Aquí no ha pasado el tiempo. La calle angosta, la gente sencilla, el ruido del quehacer de un pueblo de sábado en la tarde.
Aquí el tiempo se detuvo. La calle de piedra, la iglesia de sillar, la plaza del pueblo donde la gente descansa. La nieve de vainilla en el triciclo de la esquina.
Dicen que aquí nació Tamaulipas. Yo no sé. Yo veo estas calles y pienso que algo tienen de Álamos, Sonora; algo de Mapimí, Durango. Algo que es esa magia de los pueblos viejos, donde todo se aferra a seguir igual.
Y luego me voy, porque estoy de paso, porque mi tiempo pasa, porque en mí, el tiempo –la vida-, no se detiene.
Tomo el camino que me trajo, paso otra vez los mismos pueblos, los mismos caminos ahora conocidos y regreso a la ciudad.

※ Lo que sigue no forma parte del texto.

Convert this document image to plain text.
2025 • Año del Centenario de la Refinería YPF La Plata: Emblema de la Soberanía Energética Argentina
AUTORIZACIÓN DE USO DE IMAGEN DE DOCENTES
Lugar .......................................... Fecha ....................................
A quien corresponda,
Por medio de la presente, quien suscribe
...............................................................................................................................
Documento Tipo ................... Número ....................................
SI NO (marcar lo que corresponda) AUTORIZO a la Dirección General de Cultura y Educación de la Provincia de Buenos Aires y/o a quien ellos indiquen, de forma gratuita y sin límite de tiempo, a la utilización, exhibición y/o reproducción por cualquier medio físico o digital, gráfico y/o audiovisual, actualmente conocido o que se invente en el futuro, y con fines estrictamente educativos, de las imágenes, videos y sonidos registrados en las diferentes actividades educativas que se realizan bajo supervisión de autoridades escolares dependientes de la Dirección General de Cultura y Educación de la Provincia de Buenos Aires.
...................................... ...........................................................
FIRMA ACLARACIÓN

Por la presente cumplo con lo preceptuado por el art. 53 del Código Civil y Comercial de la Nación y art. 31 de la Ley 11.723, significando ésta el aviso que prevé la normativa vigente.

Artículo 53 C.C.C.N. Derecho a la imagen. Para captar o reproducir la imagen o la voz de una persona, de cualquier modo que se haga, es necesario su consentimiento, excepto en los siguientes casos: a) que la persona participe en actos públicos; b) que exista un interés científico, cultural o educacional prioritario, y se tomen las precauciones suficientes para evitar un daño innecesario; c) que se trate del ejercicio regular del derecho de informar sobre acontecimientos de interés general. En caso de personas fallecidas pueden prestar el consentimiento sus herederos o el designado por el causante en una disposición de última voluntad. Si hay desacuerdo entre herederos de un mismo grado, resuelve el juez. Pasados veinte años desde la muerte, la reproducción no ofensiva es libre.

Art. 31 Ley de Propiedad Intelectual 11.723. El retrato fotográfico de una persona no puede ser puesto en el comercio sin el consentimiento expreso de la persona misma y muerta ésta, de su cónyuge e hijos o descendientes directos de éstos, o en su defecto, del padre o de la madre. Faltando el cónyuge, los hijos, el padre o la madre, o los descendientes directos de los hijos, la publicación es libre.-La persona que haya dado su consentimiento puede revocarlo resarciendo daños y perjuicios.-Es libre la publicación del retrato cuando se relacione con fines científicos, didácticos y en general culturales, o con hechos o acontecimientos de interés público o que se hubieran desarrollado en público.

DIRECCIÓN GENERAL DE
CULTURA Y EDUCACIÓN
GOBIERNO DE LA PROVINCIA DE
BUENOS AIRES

Pero en mi mente hay un tiempo que no acaba, y que no pasará nunca. Es el tiempo de este pueblo en el que estuve, y que ahora vive en mí, en un recuerdo difícil de borrar.
Atrás, se quedó el pueblo y se quedó de él algo en mí, algo que dice «por si un día vuelves», y algo que dice «vas a volver».
Atrás, se quedó Tula, latiendo despacio, como un viejo corazón nostálgico de Tamaulipas.
Llegó el norestense y dijo: me llevo a Tula en mi corazón.